Affublé du numéro 11, le nouveau porte-couleurs du Phoenix, Matej Beran, a marqué deux buts dimanche face aux Remparts de Québec. Et ce n'est qu'un début, espère-t-il.

Beran veut marquer avec le Phoenix

Matej Beran a touché de près à son rêve de jouer dans la «meilleure ligue au monde», cet automne, alors qu'il a été invité au camp des recrues des Blue Jackets de Colombus. La nouvelle acquisition du Pheonix espère maintenant que son passage à Sherbrooke lui permettra d'attirer à nouveau les regards des recruteurs du circuit Bettman.
D'aussi loin qu'il se souvienne, le natif de Plzen, une ville de la même taille que Sherbrooke en banlieue de Prague, la capitale de la République tchèque, a toujours rêvé à la Ligue nationale de hockey. Heureusement pour lui, il a reçu de son père un talent indéniable et un imposant physique, lui qui mesure 6'4'' et fait osciller la balance à 215 livres.Convaincus du potentiel de leur garçon, les Beran lui ont permis de quitter le nid familial très jeune afin d'aller poursuivre son développement, notamment en Suède alors qu'il n'était âgé que de 15 ans. Dès l'année suivante, il déménageait ses pénates au Canada, où «se joue le meilleur hockey au monde», dit celui qui n'a pas été repêché par une équipe de la LNH.

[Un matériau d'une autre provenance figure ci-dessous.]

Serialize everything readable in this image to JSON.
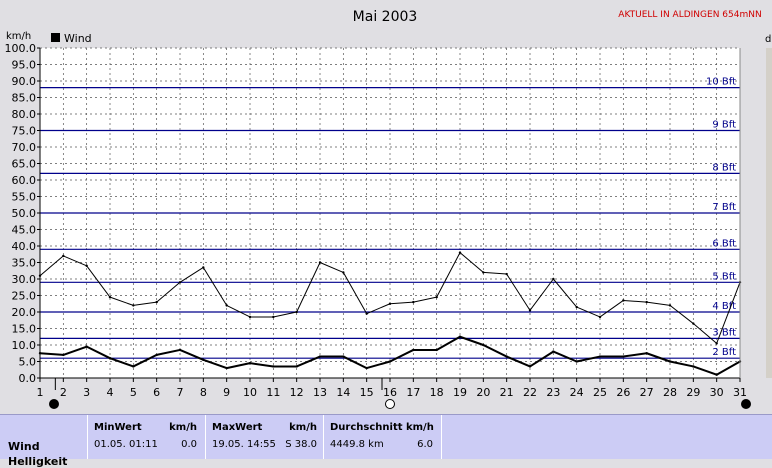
{
  "header": {
    "title": "Mai 2003",
    "aktuell": "AKTUELL IN ALDINGEN 654mNN",
    "y_unit_left": "km/h",
    "y_unit_right": "d"
  },
  "chart_data": {
    "type": "line",
    "ylim": [
      0,
      100
    ],
    "xlim": [
      1,
      31
    ],
    "y_ticks": [
      "0.0",
      "5.0",
      "10.0",
      "15.0",
      "20.0",
      "25.0",
      "30.0",
      "35.0",
      "40.0",
      "45.0",
      "50.0",
      "55.0",
      "60.0",
      "65.0",
      "70.0",
      "75.0",
      "80.0",
      "85.0",
      "90.0",
      "95.0",
      "100.0"
    ],
    "x_ticks": [
      "1",
      "2",
      "3",
      "4",
      "5",
      "6",
      "7",
      "8",
      "9",
      "10",
      "11",
      "12",
      "13",
      "14",
      "15",
      "16",
      "17",
      "18",
      "19",
      "20",
      "21",
      "22",
      "23",
      "24",
      "25",
      "26",
      "27",
      "28",
      "29",
      "30",
      "31"
    ],
    "x": [
      1,
      2,
      3,
      4,
      5,
      6,
      7,
      8,
      9,
      10,
      11,
      12,
      13,
      14,
      15,
      16,
      17,
      18,
      19,
      20,
      21,
      22,
      23,
      24,
      25,
      26,
      27,
      28,
      29,
      30,
      31
    ],
    "legend": [
      "Wind"
    ],
    "series": [
      {
        "name": "Wind",
        "role": "max",
        "values": [
          31,
          37,
          34,
          24.5,
          22,
          23,
          29,
          33.5,
          22,
          18.5,
          18.5,
          20,
          35,
          32,
          19.5,
          22.5,
          23,
          24.5,
          38,
          32,
          31.5,
          20.5,
          30,
          21.5,
          18.5,
          23.5,
          23,
          22,
          16.5,
          10.5,
          29
        ]
      },
      {
        "name": "Wind",
        "role": "avg",
        "values": [
          7.5,
          7,
          9.5,
          6,
          3.5,
          7,
          8.5,
          5.5,
          3,
          4.5,
          3.5,
          3.5,
          6.5,
          6.5,
          3,
          5,
          8.5,
          8.5,
          12.5,
          10,
          6.5,
          3.5,
          8,
          5,
          6.5,
          6.5,
          7.5,
          5,
          3.5,
          1,
          5
        ]
      }
    ],
    "beaufort": [
      {
        "label": "2 Bft",
        "y": 6
      },
      {
        "label": "3 Bft",
        "y": 12
      },
      {
        "label": "4 Bft",
        "y": 20
      },
      {
        "label": "5 Bft",
        "y": 29
      },
      {
        "label": "6 Bft",
        "y": 39
      },
      {
        "label": "7 Bft",
        "y": 50
      },
      {
        "label": "8 Bft",
        "y": 62
      },
      {
        "label": "9 Bft",
        "y": 75
      },
      {
        "label": "10 Bft",
        "y": 88
      }
    ],
    "moon_markers": [
      {
        "day": 1,
        "phase": "new"
      },
      {
        "day": 16,
        "phase": "full"
      },
      {
        "day": 31,
        "phase": "new"
      }
    ]
  },
  "stats": {
    "row_label": "Wind",
    "row_label_2": "Helligkeit",
    "min": {
      "header": "MinWert",
      "unit": "km/h",
      "date": "01.05.  01:11",
      "value": "0.0"
    },
    "max": {
      "header": "MaxWert",
      "unit": "km/h",
      "date": "19.05.  14:55",
      "value": "S 38.0"
    },
    "avg": {
      "header": "Durchschnitt km/h",
      "distance": "4449.8 km",
      "value": "6.0"
    }
  },
  "colors": {
    "background": "#e0dfe3",
    "plot_bg": "#ffffff",
    "grid": "#555555",
    "beaufort": "#00008b",
    "series": "#000000",
    "stats_bg": "#ccccf5"
  }
}
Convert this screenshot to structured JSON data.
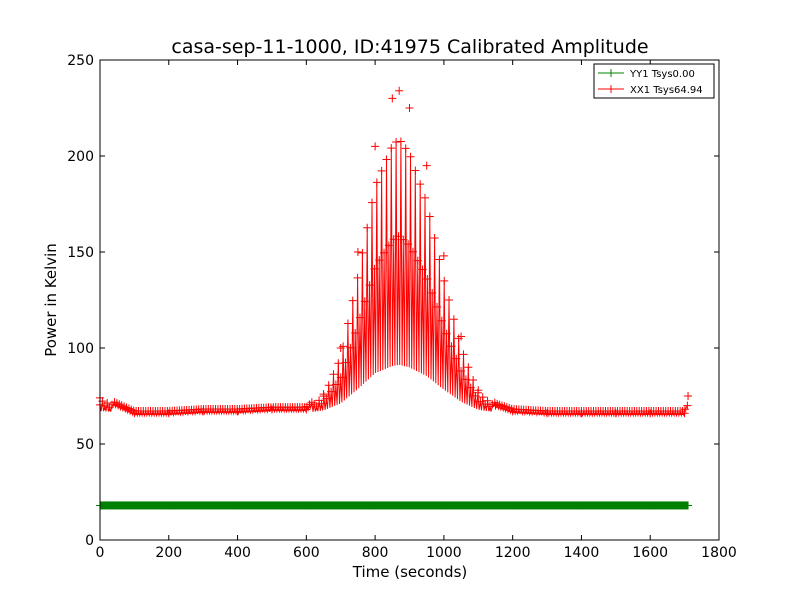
{
  "chart_data": {
    "type": "line",
    "title": "casa-sep-11-1000, ID:41975 Calibrated Amplitude",
    "xlabel": "Time (seconds)",
    "ylabel": "Power in Kelvin",
    "xlim": [
      0,
      1800
    ],
    "ylim": [
      0,
      250
    ],
    "xticks": [
      0,
      200,
      400,
      600,
      800,
      1000,
      1200,
      1400,
      1600,
      1800
    ],
    "yticks": [
      0,
      50,
      100,
      150,
      200,
      250
    ],
    "grid": false,
    "legend_position": "top-right",
    "series": [
      {
        "name": "YY1 Tsys0.00",
        "color": "#008000",
        "marker": "+",
        "x": [
          0,
          200,
          400,
          600,
          800,
          1000,
          1200,
          1400,
          1600,
          1710
        ],
        "y": [
          18,
          18,
          18,
          18,
          18,
          18,
          18,
          18,
          18,
          18
        ]
      },
      {
        "name": "XX1 Tsys64.94",
        "color": "#ff0000",
        "marker": "+",
        "x": [
          0,
          100,
          200,
          300,
          400,
          500,
          600,
          650,
          700,
          750,
          800,
          850,
          870,
          900,
          950,
          1000,
          1050,
          1100,
          1150,
          1200,
          1300,
          1400,
          1500,
          1600,
          1700,
          1710
        ],
        "y": [
          74,
          66,
          66,
          67,
          67,
          68,
          68,
          76,
          100,
          150,
          205,
          230,
          234,
          225,
          195,
          148,
          106,
          78,
          70,
          67,
          66,
          66,
          66,
          66,
          66,
          75
        ]
      }
    ]
  }
}
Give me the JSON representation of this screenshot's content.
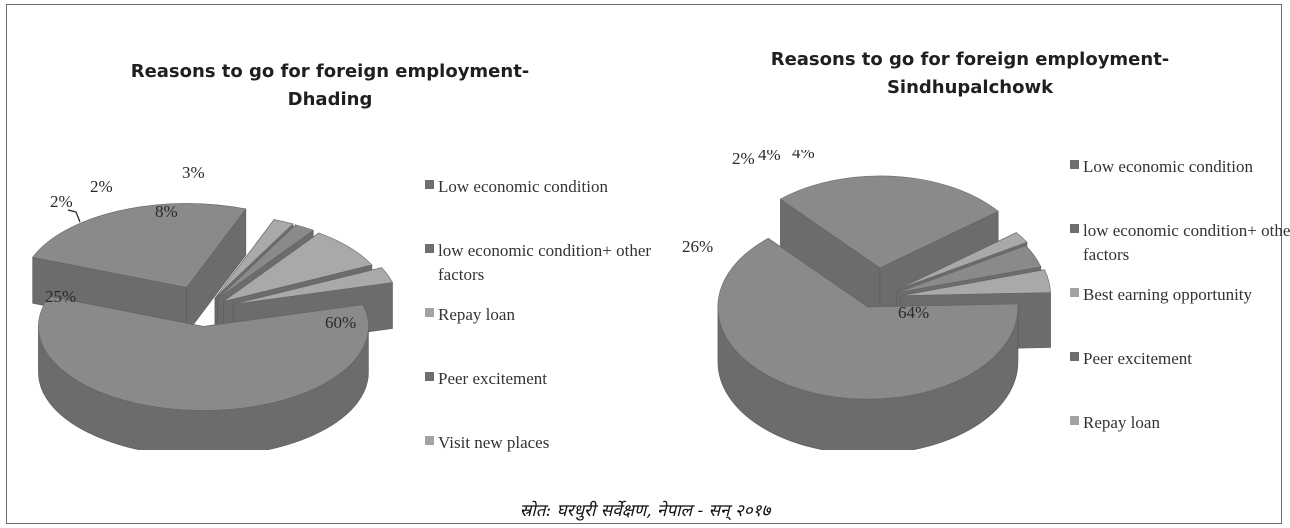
{
  "colors": {
    "slice_top": "#8a8a8a",
    "slice_side": "#6c6c6c",
    "slice_light": "#a9a9a9",
    "legend_dark": "#6e6e6e",
    "legend_light": "#a3a3a3",
    "label": "#2a2a2a"
  },
  "source": "स्रोत: घरधुरी सर्वेक्षण, नेपाल - सन् २०१७",
  "chart_data": [
    {
      "type": "pie",
      "title": [
        "Reasons to go for foreign employment-",
        "Dhading"
      ],
      "legend_position": "right",
      "slices": [
        {
          "label": "Low economic condition",
          "legend_lines": [
            "Low economic condition"
          ],
          "value": 60,
          "display": "60%",
          "shade": "dark"
        },
        {
          "label": "low economic condition+ other factors",
          "legend_lines": [
            "low economic condition+ other",
            "factors"
          ],
          "value": 25,
          "display": "25%",
          "shade": "dark"
        },
        {
          "label": "Repay loan",
          "legend_lines": [
            "Repay loan"
          ],
          "value": 2,
          "display": "2%",
          "shade": "light"
        },
        {
          "label": "Peer excitement",
          "legend_lines": [
            "Peer excitement"
          ],
          "value": 2,
          "display": "2%",
          "shade": "dark"
        },
        {
          "label": "Visit new places",
          "legend_lines": [
            "Visit new places"
          ],
          "value": 8,
          "display": "8%",
          "shade": "light"
        },
        {
          "label": "",
          "legend_lines": [],
          "value": 3,
          "display": "3%",
          "shade": "light"
        }
      ]
    },
    {
      "type": "pie",
      "title": [
        "Reasons to go for foreign employment-",
        "Sindhupalchowk"
      ],
      "legend_position": "right",
      "slices": [
        {
          "label": "Low economic condition",
          "legend_lines": [
            "Low economic condition"
          ],
          "value": 64,
          "display": "64%",
          "shade": "dark"
        },
        {
          "label": "low economic condition+ other factors",
          "legend_lines": [
            "low economic condition+ other",
            "factors"
          ],
          "value": 26,
          "display": "26%",
          "shade": "dark"
        },
        {
          "label": "Best earning opportunity",
          "legend_lines": [
            "Best earning opportunity"
          ],
          "value": 2,
          "display": "2%",
          "shade": "light"
        },
        {
          "label": "Peer excitement",
          "legend_lines": [
            "Peer excitement"
          ],
          "value": 4,
          "display": "4%",
          "shade": "dark"
        },
        {
          "label": "Repay loan",
          "legend_lines": [
            "Repay loan"
          ],
          "value": 4,
          "display": "4%",
          "shade": "light"
        }
      ]
    }
  ]
}
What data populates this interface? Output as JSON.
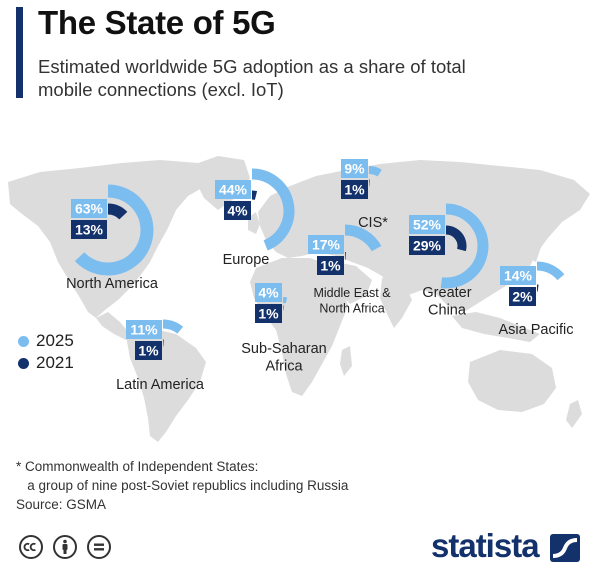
{
  "header": {
    "title": "The State of 5G",
    "subtitle_line1": "Estimated worldwide 5G adoption as a share of total",
    "subtitle_line2": "mobile connections (excl. IoT)"
  },
  "colors": {
    "light": "#7cbdf0",
    "dark": "#13316b",
    "map": "#dcdcdc",
    "accent": "#13316b"
  },
  "legend": [
    {
      "label": "2025",
      "color": "#7cbdf0"
    },
    {
      "label": "2021",
      "color": "#13316b"
    }
  ],
  "chart_data": {
    "type": "pie",
    "series_names": [
      "2025",
      "2021"
    ],
    "regions": [
      {
        "name_lines": [
          "North America"
        ],
        "v2025": 63,
        "v2021": 13,
        "label2025": "63%",
        "label2021": "13%"
      },
      {
        "name_lines": [
          "Europe"
        ],
        "v2025": 44,
        "v2021": 4,
        "label2025": "44%",
        "label2021": "4%"
      },
      {
        "name_lines": [
          "CIS*"
        ],
        "v2025": 9,
        "v2021": 1,
        "label2025": "9%",
        "label2021": "1%"
      },
      {
        "name_lines": [
          "Greater",
          "China"
        ],
        "v2025": 52,
        "v2021": 29,
        "label2025": "52%",
        "label2021": "29%"
      },
      {
        "name_lines": [
          "Middle East &",
          "North Africa"
        ],
        "v2025": 17,
        "v2021": 1,
        "label2025": "17%",
        "label2021": "1%"
      },
      {
        "name_lines": [
          "Sub-Saharan",
          "Africa"
        ],
        "v2025": 4,
        "v2021": 1,
        "label2025": "4%",
        "label2021": "1%"
      },
      {
        "name_lines": [
          "Latin America"
        ],
        "v2025": 11,
        "v2021": 1,
        "label2025": "11%",
        "label2021": "1%"
      },
      {
        "name_lines": [
          "Asia Pacific"
        ],
        "v2025": 14,
        "v2021": 2,
        "label2025": "14%",
        "label2021": "2%"
      }
    ]
  },
  "footnote": {
    "line1": "* Commonwealth of Independent States:",
    "line2": "   a group of nine post-Soviet republics including Russia",
    "line3": "Source: GSMA"
  },
  "footer": {
    "brand": "statista",
    "icons": [
      "creative-commons-icon",
      "attribution-icon",
      "no-derivatives-icon"
    ]
  }
}
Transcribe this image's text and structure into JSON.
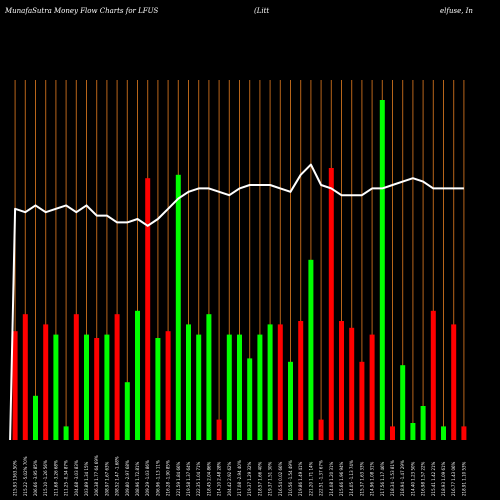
{
  "chart_data": {
    "type": "bar",
    "title_left": "MunafaSutra  Money Flow  Charts for LFUS",
    "title_mid": "(Litt",
    "title_right": "elfuse,  In",
    "colors": {
      "background": "#000000",
      "up": "#00ff00",
      "down": "#ff0000",
      "grid": "#b8651a",
      "line": "#ffffff"
    },
    "grid": true,
    "ylim": [
      0,
      100
    ],
    "categories": [
      "215.93 1363.50%",
      "215.22 -5.02% 70%",
      "206.66 -3.95 85%",
      "215.10 -1.26 56%",
      "211.68 -3.26 68%",
      "211.25 -0.34 87%",
      "204.68 -3.03 83%",
      "203.89 1.34 15%",
      "206.38 1.77 64 69%",
      "208.97 1.67 63%",
      "208.52 1.47 -1.68%",
      "209.80 -2.97 68%",
      "208.96 1.72.81%",
      "209.29 -1.03 86%",
      "206.96 -1.13 11%",
      "216.28 -1.90 85%",
      "221.59 1.84 66%",
      "219.58 1.37 64%",
      "222.35 1.04 71%",
      "218.45 2.04 86%",
      "214.10 2.48 28%",
      "204.42 2.92 62%",
      "217.08 -2.94 40%",
      "219.37 1.29 32%",
      "218.57 1.66 40%",
      "219.37 1.51 30%",
      "216.54 0.02 66%",
      "210.56 -1.54 49%",
      "219.86 1.49 41%",
      "221.20 1.71 14%",
      "222.51 -1.37 67%",
      "214.08 1.20 31%",
      "215.66 1.96 94%",
      "214.05 -1.13 74%",
      "215.37 1.63 33%",
      "214.96 1.08 31%",
      "217.56 1.17 46%",
      "218.34 -1.53 81%",
      "218.94 -1.47 29%",
      "214.40 1.23 50%",
      "216.98 1.57 22%",
      "215.41 1.42 21%",
      "218.93 1.09 61%",
      "216.77 1.43 06%",
      "218.91 1.10 53%"
    ],
    "series": [
      {
        "type": "bar",
        "values": [
          32,
          37,
          13,
          34,
          31,
          4,
          37,
          31,
          30,
          31,
          37,
          17,
          38,
          77,
          30,
          32,
          78,
          34,
          31,
          37,
          6,
          31,
          31,
          24,
          31,
          34,
          34,
          23,
          35,
          53,
          6,
          80,
          35,
          33,
          23,
          31,
          100,
          4,
          22,
          5,
          10,
          38,
          4,
          34,
          4
        ],
        "directions": [
          "down",
          "down",
          "up",
          "down",
          "up",
          "up",
          "down",
          "up",
          "down",
          "up",
          "down",
          "up",
          "up",
          "down",
          "up",
          "down",
          "up",
          "up",
          "up",
          "up",
          "down",
          "up",
          "up",
          "up",
          "up",
          "up",
          "down",
          "up",
          "down",
          "up",
          "down",
          "down",
          "down",
          "down",
          "down",
          "down",
          "up",
          "down",
          "up",
          "up",
          "up",
          "down",
          "up",
          "down",
          "down"
        ]
      },
      {
        "type": "line",
        "values": [
          68,
          67,
          69,
          67,
          68,
          69,
          67,
          69,
          66,
          66,
          64,
          64,
          65,
          63,
          65,
          68,
          71,
          73,
          74,
          74,
          73,
          72,
          74,
          75,
          75,
          75,
          74,
          73,
          78,
          81,
          75,
          74,
          72,
          72,
          72,
          74,
          74,
          75,
          76,
          77,
          76,
          74,
          74,
          74,
          74
        ]
      }
    ]
  }
}
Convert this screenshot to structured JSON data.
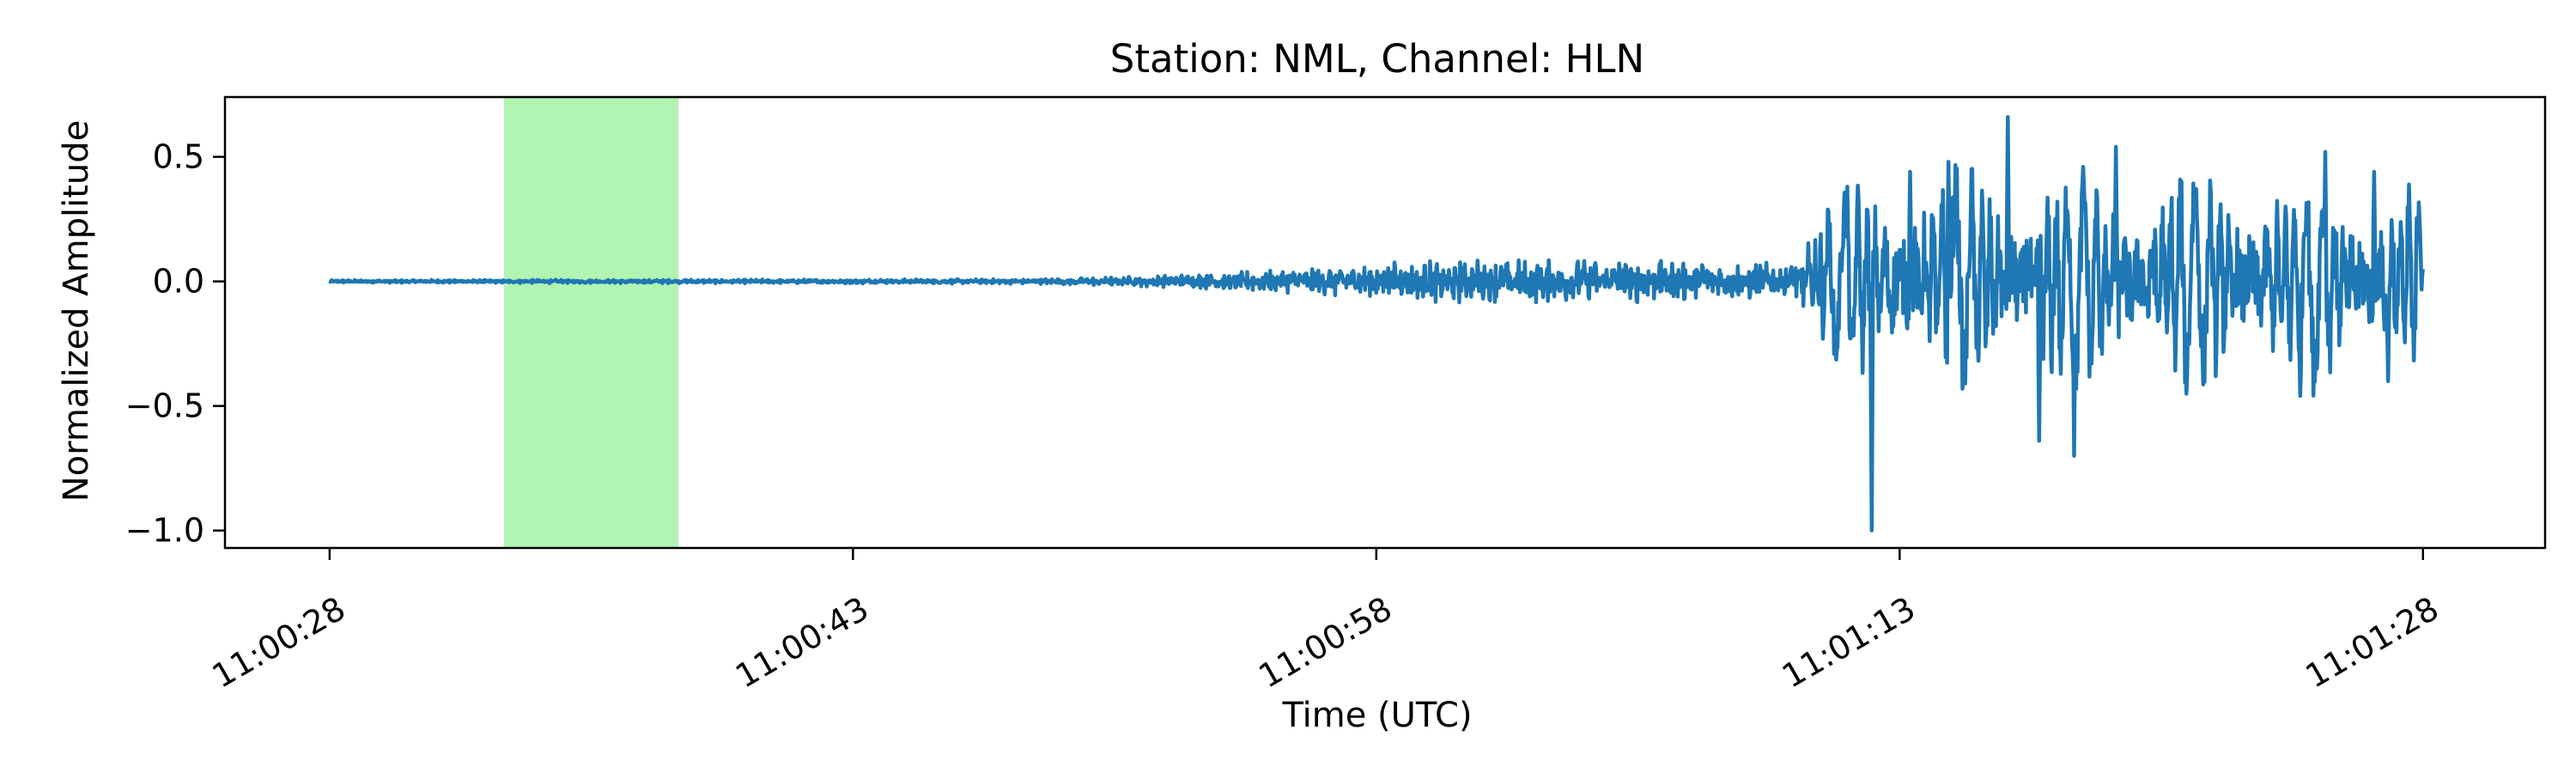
{
  "chart_data": {
    "type": "line",
    "title": "Station: NML, Channel: HLN",
    "xlabel": "Time (UTC)",
    "ylabel": "Normalized Amplitude",
    "x_unit": "seconds after 11:00:28",
    "xlim": [
      -3,
      63.5
    ],
    "ylim": [
      -1.07,
      0.74
    ],
    "x_ticks": [
      {
        "value": 0,
        "label": "11:00:28"
      },
      {
        "value": 15,
        "label": "11:00:43"
      },
      {
        "value": 30,
        "label": "11:00:58"
      },
      {
        "value": 45,
        "label": "11:01:13"
      },
      {
        "value": 60,
        "label": "11:01:28"
      }
    ],
    "y_ticks": [
      {
        "value": 0.5,
        "label": "0.5"
      },
      {
        "value": 0.0,
        "label": "0.0"
      },
      {
        "value": -0.5,
        "label": "−0.5"
      },
      {
        "value": -1.0,
        "label": "−1.0"
      }
    ],
    "highlight_span": {
      "x_start": 5.0,
      "x_end": 10.0,
      "color": "#b2f5b2"
    },
    "series": [
      {
        "color": "#1f77b4",
        "envelope": [
          {
            "t": 0,
            "amp": 0.006
          },
          {
            "t": 10,
            "amp": 0.008
          },
          {
            "t": 20,
            "amp": 0.01
          },
          {
            "t": 23,
            "amp": 0.02
          },
          {
            "t": 26,
            "amp": 0.04
          },
          {
            "t": 29,
            "amp": 0.07
          },
          {
            "t": 32,
            "amp": 0.09
          },
          {
            "t": 38,
            "amp": 0.09
          },
          {
            "t": 42,
            "amp": 0.08
          },
          {
            "t": 43,
            "amp": 0.32
          },
          {
            "t": 45,
            "amp": 0.45
          },
          {
            "t": 50,
            "amp": 0.45
          },
          {
            "t": 60,
            "amp": 0.42
          }
        ],
        "peaks": [
          {
            "t": 43.5,
            "y": 0.38
          },
          {
            "t": 44.2,
            "y": -1.0
          },
          {
            "t": 45.3,
            "y": 0.44
          },
          {
            "t": 46.4,
            "y": 0.48
          },
          {
            "t": 48.1,
            "y": 0.66
          },
          {
            "t": 49.0,
            "y": -0.64
          },
          {
            "t": 50.0,
            "y": -0.7
          },
          {
            "t": 51.2,
            "y": 0.54
          },
          {
            "t": 57.2,
            "y": 0.52
          },
          {
            "t": 58.6,
            "y": 0.44
          },
          {
            "t": 59.0,
            "y": -0.4
          },
          {
            "t": 60.0,
            "y": 0.05
          }
        ]
      }
    ]
  }
}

«J'ai grandi dans LA ville du hockey en République Tchèque (hockeytown) et c'est mon père qui m'a initié à ce sport étant lui-même un joueur, raconte Beran, qui a été obtenu début janvier en retour de Samuel Jutras. J'ai décidé de venir au Canada et particulièrement au Québec parce que nous croyions que c'est l'endroit qui me permettrait le mieux de me développer et d'atteindre le prochain niveau.
«Le style de jeu pratiqué dans la LHJMQ s'apparente davantage à celui de l'Europe que les ligues de l'Ontario et de l'Ouest, enchaîne l'auteur d'un doublé, dimanche, dans la défaite crève-coeur de 5-4 face aux Remparts de Québec. Ici, le jeu est rapide et il y a beaucoup de lancers.»
Lors de son séjour au camp des recrues des Blue Jackets en septembre dernier, Beran a eu l'occasion de participer au tournoi des recrues à Traverse City au Michigan. Il a pris part à deux rencontres, marquant un but dans une défaite de 7-1 aux dépens des espoirs des Stars de Dallas. Il n'a malheureusement pas signé de contrat au terme de la compétition.
Marquer des buts et aider les jeunes
À ses deux premières saisons dans le circuit Courteau avec le Rocket de l'Île-du-Prince-Édouard, maintenant les Islanders de Charlottetown, le numéro 11 du Phoenix a connu passablement de succès, amassant 110 points en 114 matchs. Sa production tournait quelque peu au ralenti cette année, alors qu'il avait engrangé 25 points en 38 rencontres avant d'être envoyé à Sherbrooke.
«Je suis heureux d'obtenir un nouveau départ avec le Pheonix, une équipe jeune qui me permettra de jouer un rôle important et de marquer des buts, souligne celui qui a obtenu cinq points en quatre matchs depuis son arrivée. C'est une organisation de première classe et mes coéquipiers sont supers! J'ai déjà développé des affinités avec Audette (Daniel) et Wieser (Tim).»
«Matej nous amène une présence physique que nous n'avions pas. C'est un joueur calme avec la rondelle. Il n'a pas peur de ralentir le jeu et ça calme tout le monde autour de lui», indique son nouvel entraîneur, Judes Vallée.
Même s'il possède des qualités assurément recherchées par les équipes professionnelles, soit un tir dévastateur et un bon gabarit, Beran devra améliorer certaines choses afin de recevoir un autre appel au terme de la saison, estime le pilote du Phoenix.
«Il doit travailler sur son coup de patin ainsi que sur son éthique de travail, explique-t-il. Les gars de son gabarit donnent souvent l'impression de ne pas travailler, alors il doit en donner encore plus.»
«Je sais bien qu'il faut que je travaille là-dessus», termine en rigolant l'affable jeune homme.